I got a glimpse into how this works this past summer. We were at the lake with a big group of extended family. One morning, my brother, sister and a couple of cousins decided to canoe over to Diver’s Rock, the site of fondly remembered yet perhaps ill-advised adolescent jumping adventures. Kid 5 wanted to come along. In my normal foggy-headed way, I guess I didn’t really think this through:   that everyone would revisit their childhoods and actually jump off this thing. But there we were with an intrepid four-foot-high girl, with inadequate footwear, who really wanted to race down this slanting rock face and launch at the perfect moment like her parents and aunts and uncles and teen cousins and – I was not okay with it. I could feel my cousin, who is still parenting toddlers, tensing up next to me. I could feel the “walking on eggshells” feeling still inside me as well, carrying over from ancient days, plus simple sadness at how she was going to feel.  But after explaining why she couldn’t jump this year, I just said, “You can handle disappointment.”  And miracle of miracles, she didn’t fly apart.
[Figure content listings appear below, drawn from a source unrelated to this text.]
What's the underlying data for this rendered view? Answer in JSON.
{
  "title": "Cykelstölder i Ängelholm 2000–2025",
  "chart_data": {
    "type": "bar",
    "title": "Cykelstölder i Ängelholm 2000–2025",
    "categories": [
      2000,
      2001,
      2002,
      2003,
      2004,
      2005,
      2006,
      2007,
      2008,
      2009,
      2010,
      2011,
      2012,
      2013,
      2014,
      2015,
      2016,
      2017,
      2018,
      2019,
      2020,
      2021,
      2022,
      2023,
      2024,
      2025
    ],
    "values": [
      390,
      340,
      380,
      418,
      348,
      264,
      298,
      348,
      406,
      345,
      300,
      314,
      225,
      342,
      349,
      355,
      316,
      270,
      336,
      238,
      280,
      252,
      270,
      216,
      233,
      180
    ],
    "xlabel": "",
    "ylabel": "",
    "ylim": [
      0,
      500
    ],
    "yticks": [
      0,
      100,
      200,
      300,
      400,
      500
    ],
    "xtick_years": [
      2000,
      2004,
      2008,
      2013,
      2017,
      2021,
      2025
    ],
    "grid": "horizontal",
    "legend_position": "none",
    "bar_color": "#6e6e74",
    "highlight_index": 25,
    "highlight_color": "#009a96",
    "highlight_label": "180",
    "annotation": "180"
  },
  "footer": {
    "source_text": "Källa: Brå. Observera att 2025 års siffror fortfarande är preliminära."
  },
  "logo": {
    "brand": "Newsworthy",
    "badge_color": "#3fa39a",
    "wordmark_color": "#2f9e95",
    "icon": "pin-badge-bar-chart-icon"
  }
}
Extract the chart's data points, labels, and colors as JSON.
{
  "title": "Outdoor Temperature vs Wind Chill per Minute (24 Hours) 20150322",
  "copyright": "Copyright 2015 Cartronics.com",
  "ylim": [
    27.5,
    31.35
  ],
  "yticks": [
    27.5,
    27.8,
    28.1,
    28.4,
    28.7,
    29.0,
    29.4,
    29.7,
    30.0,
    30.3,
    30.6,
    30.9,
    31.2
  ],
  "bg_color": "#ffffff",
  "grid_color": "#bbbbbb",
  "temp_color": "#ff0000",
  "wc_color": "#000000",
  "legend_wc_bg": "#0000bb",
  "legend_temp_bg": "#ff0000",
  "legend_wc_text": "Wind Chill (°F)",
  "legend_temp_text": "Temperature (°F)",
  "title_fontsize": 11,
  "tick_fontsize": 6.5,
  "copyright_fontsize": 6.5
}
She even rationalized, “I guess I didn’t even know we were going to a place we could jump until just now.”  She put her disappointment into perspective for herself. 

“You can handle disappointment” is something we parents need to say to and believe about our kids. Kids are not made of glass. When their problem-solving fails . . .when they don’t get their way. . . their emotions won’t kill them. They may never really “get used to disappointment,” but with coaching, modeling, and practice in the school of hard knocks, they can learn to shrug and say, “Okay.” That’s the gift of resiliency we can give our kids for life.